Aber ist das einfach so zu glauben - angesichts der Katastrophen, die vor allem das 20. Jahrhundert gebracht haben? Wo war Gott in Auschwitz? Wo im Gulag? Wo auf den Schlachtfeldern des Ersten und Zweiten Weltkriegs? Wie viele der Menschen, die dort gestorben sind, haben voller Gottvertrauen gebetet, der Höchste möge sie erretten von aller Not? Vielleicht ist das Wort und die Haltung des Gottvertrauens uns Heutigen so schal geworden, weil wir, unsere Eltern und Großeltern es am eigenen Leibe erlebt haben, wie wenig schlichtes Gottvertrauen am Ende hilft. Die Theodizee-Frage: "Wie kann ein gerechter und guter Gott dies zulassen?" ist der Fels des Atheismus, wie ein bekannter Spruch lautet - und die Theologie hat bis heute darauf keine befriedigende Antwort gefunden.
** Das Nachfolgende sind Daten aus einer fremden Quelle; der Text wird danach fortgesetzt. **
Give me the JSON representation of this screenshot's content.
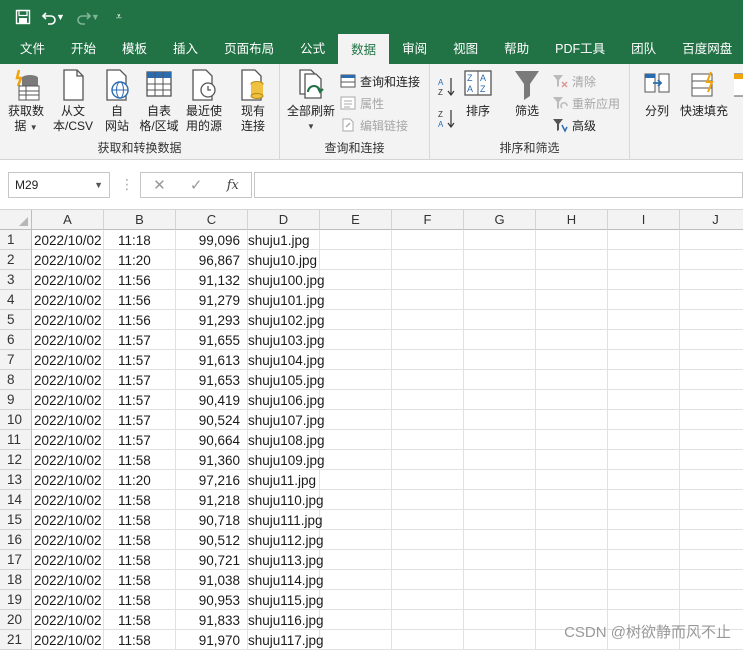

Für so manchen, der es ernst meint, ist Gottvertrauen im 21. Jahrhundert schwer geworden. Auf die Theodizee-Frage, wie üblich, nur zu antworten: Die meisten Toten seien eben Opfer von Menschen, denen Gott die Freiheit gegeben hat, das Gute zu tun oder eben das Böse - ist ein wenig billig. Denn was hilft mir das Vertrauen in einen Gott, der das größte Unrecht zulässt, nur weil er die Freiheit des Menschen zulässt?
Die Solidarität Gottes So ist Gottvertrauen wohl eine individuelle Gabe, Dinge hinzunehmen, die sonst unerträglich wären. Im Christentum gibt es immerhin den Glauben, dass selbst Jesus sein Gottvertrauen verloren hat - oder fast verloren hat, nämlich am Kreuz, wenn der langsam und qualvoll zu Tode Gefolterte am Ende dem Evangelium zufolge ausruft: "Mein Gott, warum hast du mich verlassen?"
Was danach geschah, ist Sache des Glaubens. Einen Beweis, dass Gott Jesus noch im Tode nicht allein gelassen hat und er gar auferstanden ist, haben wir nicht. Aber dass Gott sich nach dem christlichen Glauben selbst in das tiefste Leid der Menschen begibt - diese Solidarität oder Liebe Gottes ist ja auch etwas, was Vertrauen, eben Gottvertrauen begründen kann.
Der Autor ist Redakteur beim Deutschlandradio Kultur und bei der "taz".